Edit to add the thread on the source:
Embodied: The psychology of physical sensation (2015) by C. Eccleston

 

[Trish]

I had a quick look at the Cochrane review of psychological therapies for pain. The outcome measures were all subjective, ie questionnaires.
It only found evidence of small improvements with CBT and none with BT or ACT. I would interpret that as CBT being more focused on changing unhelful beliefs than the others so more likely to have patients reporting improvement even when no real change. But of course they don't interpret it that way.

 

[Sean]

People with fatigue tend to be actively ruminating about possible solutions, and often desperate for change,

Real mystery why patients might be desperately seeking solutions to their serious life-trashing health problems, especially when the professional experts are botching it badly.

Can't imagine why patients would do that.

 

[rvallee]

I guess, but all science has similar problems. As this paper says"

Definitely, but this problem is massively amplified in a context of open label trials with biased subjective outcomes that mostly amount to "we're experts, we say so", multiplied again by the fact that what is being evaluated is a black box made up of a bunch of different things and involve direct 1-on-1 attempts at manipulating the outcomes. No one knows or checks the substance of the trials, the actual "intervention". What they do is rate books by their cover. It mostly ends up being all bunched up together under the "everything but the kitchen sink" label of non-pharmaceutical interventions.

What this means is that even if the results say something, they absolutely cannot be applied in the tyrannical fashion that the biopsychosocial is forced onto us, taking what is, at the very best, some minor subjective benefit in 1/7 of participants being turned into "this is a complete cure and despite being a pragmatic trial, where causality cannot be inferred, we believe this proves that the participants are only suffering from psychological issues".

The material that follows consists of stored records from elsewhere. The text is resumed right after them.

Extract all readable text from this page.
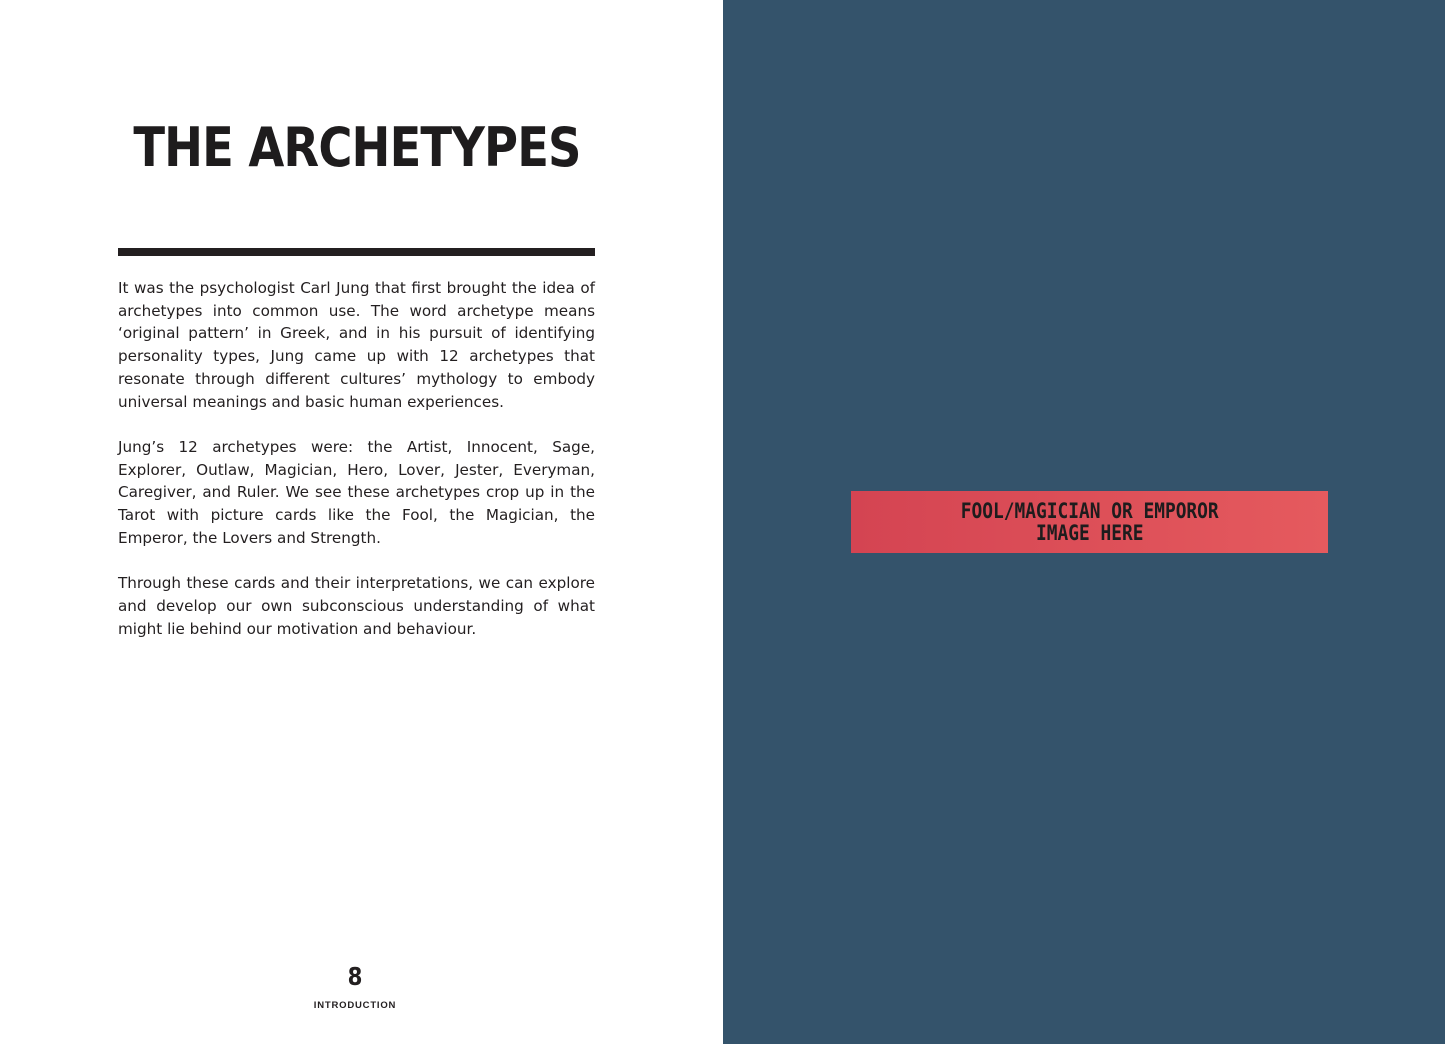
THE ARCHETYPES

It was the psychologist Carl Jung that first brought the idea of archetypes into common use. The word archetype means ‘original pattern’ in Greek, and in his pursuit of identifying personality types, Jung came up with 12 archetypes that resonate through different cultures’ mythology to embody universal meanings and basic human experiences.

Jung’s 12 archetypes were: the Artist, Innocent, Sage, Explorer, Outlaw, Magician, Hero, Lover, Jester, Everyman, Caregiver, and Ruler. We see these archetypes crop up in the Tarot with picture cards like the Fool, the Magician, the Emperor, the Lovers and Strength.

Through these cards and their interpretations, we can explore and develop our own subconscious understanding of what might lie behind our motivation and behaviour.

8
INTRODUCTION
FOOL/MAGICIAN OR EMPOROR
IMAGE HERE
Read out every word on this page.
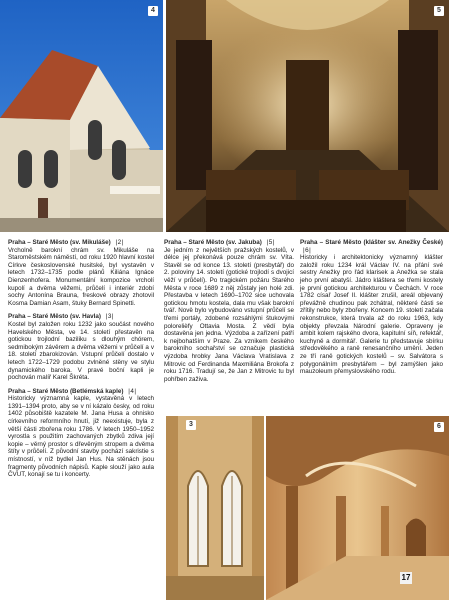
4	5

Praha – Staré Město (sv. Mikuláše) |2|
Vrcholně barokní chrám sv. Mikuláše na Staroměstském náměstí, od roku 1920 hlavní kostel Církve československé husitské, byl vystavěn v letech 1732–1735 podle plánů Kiliána Ignáce Dienzenhofera. Monumentální kompozice vrcholí kupolí a dvěma věžemi, průčelí i interiér zdobí sochy Antonína Brauna, freskové obrazy zhotovil Kosma Damian Asam, štuky Bernard Spinetti.

Praha – Staré Město (sv. Havla) |3|
Kostel byl založen roku 1232 jako součást nového Havelského Města, ve 14. století přestavěn na gotickou trojlodní baziliku s dlouhým chórem, sedmibokým závěrem a dvěma věžemi v průčelí a v 18. století zbarokizován. Vstupní průčelí dostalo v letech 1722–1729 podobu zvlněné stěny ve stylu dynamického baroka. V pravé boční kapli je pochován malíř Karel Škréta.

Praha – Staré Město (Betlémská kaple) |4|
Historicky významná kaple, vystavěná v letech 1391–1394 proto, aby se v ní kázalo česky, od roku 1402 působiště kazatele M. Jana Husa a ohnisko církevního reformního hnutí, již neexistuje, byla z větší části zbořena roku 1786. V letech 1950–1952 vyrostla s použitím zachovaných zbytků zdiva její kopie – věrný prostor s dřevěným stropem a dvěma štíty v průčelí. Z původní stavby pochází sakristie s místností, v níž bydlel Jan Hus. Na stěnách jsou fragmenty původních nápisů. Kaple slouží jako aula ČVUT, konají se tu i koncerty.

Praha – Staré Město (sv. Jakuba) |5|
Je jedním z největších pražských kostelů, v délce jej překonává pouze chrám sv. Víta. Stavěl se od konce 13. století (presbytář) do 2. poloviny 14. století (gotické trojlodí s dvojicí věží v průčelí). Po tragickém požáru Starého Města v roce 1689 z něj zůstaly jen holé zdi. Přestavba v letech 1690–1702 sice uchovala gotickou hmotu kostela, dala mu však barokní tvář. Nově bylo vybudováno vstupní průčelí se třemi portály, zdobené rozsáhlými štukovými polorelièfy Ottavia Mosta. Z vědí byla dostavěna jen jedna. Výzdoba a zařízení patří k nejbohatším v Praze. Za vznikem českého barokního sochařství se označuje plastická výzdoba hrobky Jana Václava Vratislava z Mitrovic od Ferdinanda Maxmiliána Brokofa z roku 1716. Tradují se, že Jan z Mitrovic tu byl pohřben zaživa.

Praha – Staré Město (klášter sv. Anežky České) |6|
Historicky i architektonicky významný klášter založil roku 1234 král Václav IV. na přání své sestry Anežky pro řád klarisek a Anežka se stala jeho první abatyší. Jádro kláštera se třemi kostely je první gotickou architekturou v Čechách. V roce 1782 císař Josef II. klášter zrušil, areál objevaný převážně chudinou pak zchátral, některé části se zřítily nebo byly zbořeny. Koncem 19. století začala rekonstrukce, která trvala až do roku 1963, kdy objekty převzala Národní galerie. Opraveny je ambit kolem rajského dvora, kapitulní síň, refektář, kuchyně a dormitář. Galerie tu představuje sbírku středověkého a raně renesančního umění. Jeden ze tří raně gotických kostelů – sv. Salvátora s polygonálním presbytářem – byl zamýšlen jako mauzoleum přemyslovského rodu.

3	6
17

There are so many more layers in the biopsychosocial ideology compared to other disciplines. They may be the same issues, but they are amplified 100x at every single point, from the design to the evaluation of services delivered without any actual reliable evidence, since they were designed from the start with the intent of implementing straight from the start, assuming they could not possibly fail.

If it was merely a suggestion that patients could ignore without any issues, then OK. But without fail patients keep being told to "just exercise" no matter how many times they report that it makes them severely ill, with the insistence, without any evidence, that they are anxious, afraid, or other schoolyard taunt-level nonsense.